Oggi spesso più che produrre si spreme e si trasforma, si manipola, si deodora, come rilevato anche in importanti indagini della Guardia di Finanza. Si compra e si vende olio sfuso. Poi si imbottigliano miscele tecnologiche. Sono più redditizie, soprattutto quando poi si esporta. «C’è un margine maggiore per le frodi verso i mercati esteri – conferma Mueller – anche se sta diventando sempre più difficile barare in Italia». Con l’approvazione della legge salva-olio Mongiello Oliverio (24 novembre 2014) i consumatori sono un po’ più tutelati: è previsto l’obbligo dell’inserimento in etichetta del termine “miscela” nel caso di un prodotto ottenuto da oli di oliva vergini ed extravergini provenienti da Paesi diversi. Rimane la possibilità di produrre liberamente olio miscelato, ma non è più consentito mentire ai consumatori. Obbligatorio anche l’utilizzo del tappo antirabbocco per le bottiglie di olio di oliva prodotte in Italia, nei ristoranti e in tutti gli esercizi pubblici italiani, come presidio di sicurezza alimentare.

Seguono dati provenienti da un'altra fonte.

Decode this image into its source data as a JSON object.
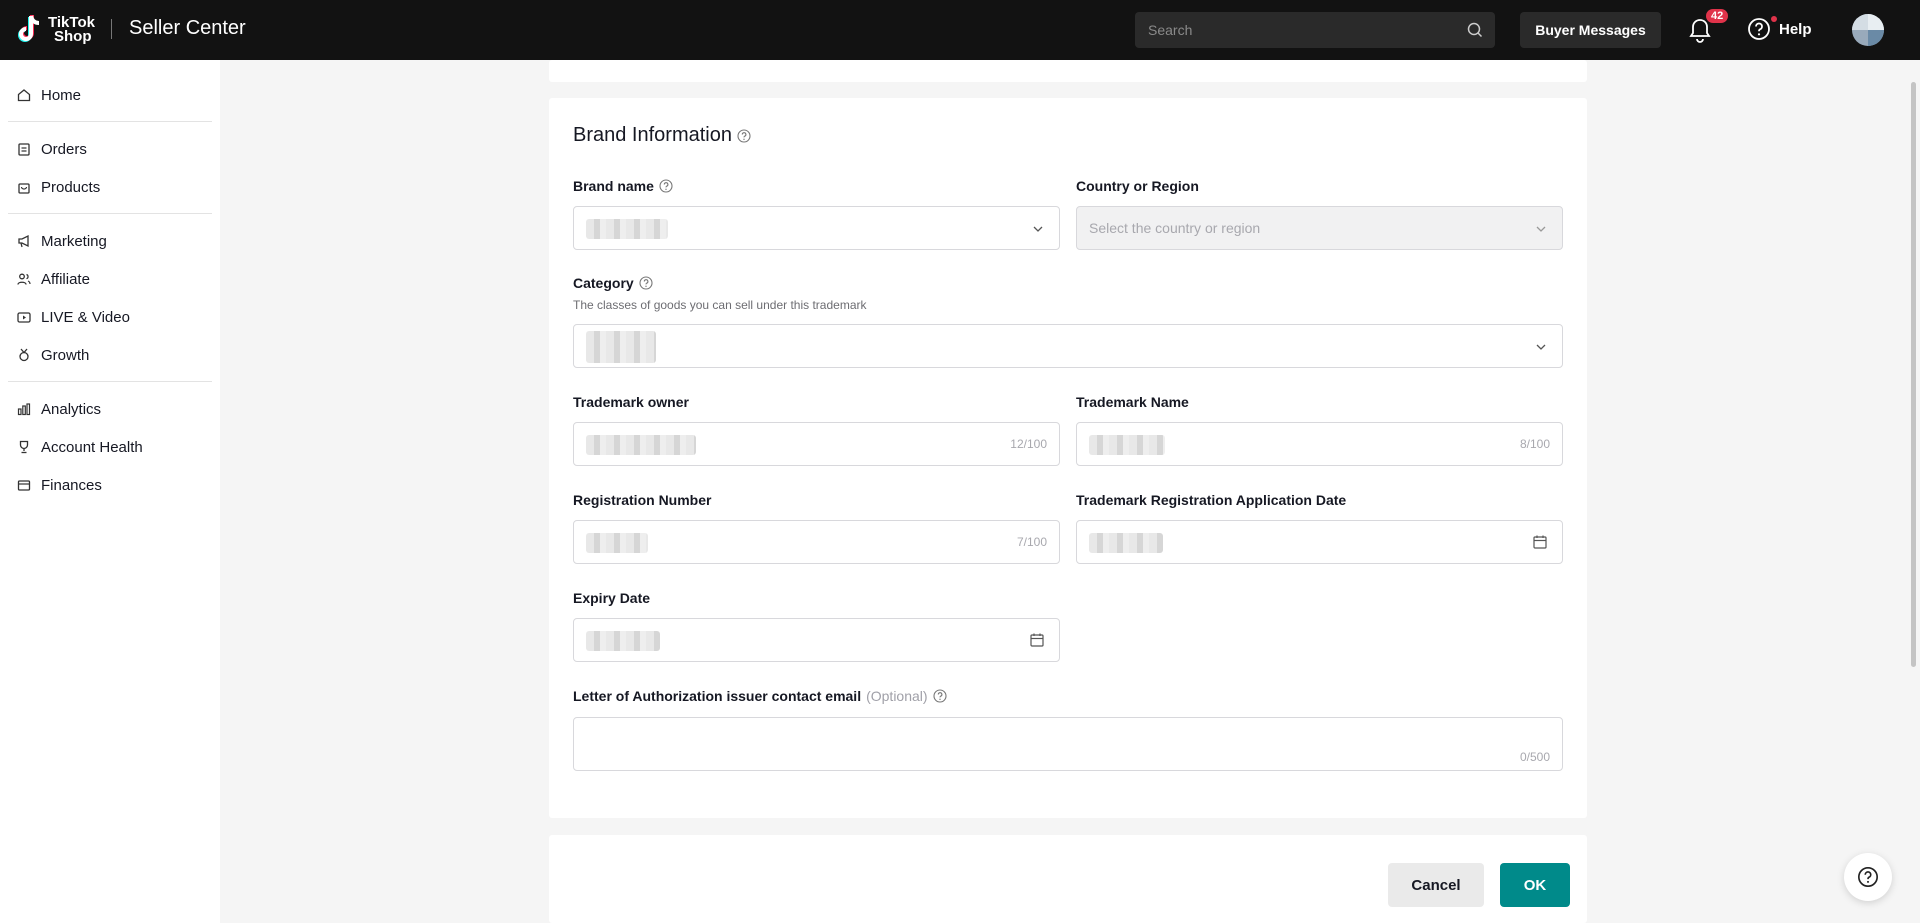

Spagna 1981, le sofisticazioni avvelenano 25mila persone

Non consola che gli illeciti, come ricorda Mueller, siano un fatto storico: «Si insinuano nel commercio dell’olio da almeno 5000 anni: i documenti più antichi a noi pervenuti sull’olio d’oliva sono delle tavolette in caratteri cuneiformi, incise a Ebla nel 2400 a.C., che parlano di squadre di ispettori mandati a controllare coltivatori e frantoiani per sventarne le attività truffaldine. Ma adesso rappresentano la punta di un iceberg: non sappiamo davvero più cosa mangiamo». Se da una parte c’è chi sceglie scrupolosamente di non meccanizzare il processo di produzione oltre certi livelli, perché riduce la qualità dell’olio, dall’altra invece ci sono mercanti spregiudicati che guadagnano miliardi di euro dalla vendita di prodotto contraffatto o adulterato. E non è un deterrente nemmeno il ricordo dei danni provocati dalla sindrome dell’olio tossico che colpì la Spagna nel 1981. Più di 25mila persone furono avvelenate da falso olio d’oliva ottenuto da olio di colza denaturato con anilina, un composto altamente tossico usato nella lavorazione delle materie plastiche: 1200 decessi e migliaia di casi di danni permanenti a livello neurologico e del sistema immunitario. Molte più vittime di quelle provocate dal vino al metanolo.

Rispettare i grandi oli come i grandi vini

«Dobbiamo imparare a rispettare i grandi oli come i grandi vini», afferma Mueller che ogni anno, tra terrazzamenti e le falesie di calcare, aiuta il suo vicino contadino nella vendemmia e nella raccolta delle olive (“i due riti antichi dell’autunno”). «E a conoscerne ogni sfumatura per saperli degustare e abbinare con sapienza ai piatti che mangiamo». La ribollita ha bisogno di un fruttato inteso, la bistecca alla brace un olio con spiccata componente amara, con le carni bianche uno dai sentori dolci o vegetali (pomodoro carciofo, erba) per condire una bruschetta.  «Qual è il mio preferito?». Ci pensa qualche secondo. «Quelli del centro sud, marcati e piccanti». Ma ciò che conta è il suo valore, come spiega nella sua monografia: «Il vino incarna la vita che vorremmo, ma l’olio rappresenta la vita com’è, fruttata, pungente e con una sfumatura d’amarezza complessa, la triade sfuggente dell’extravergine».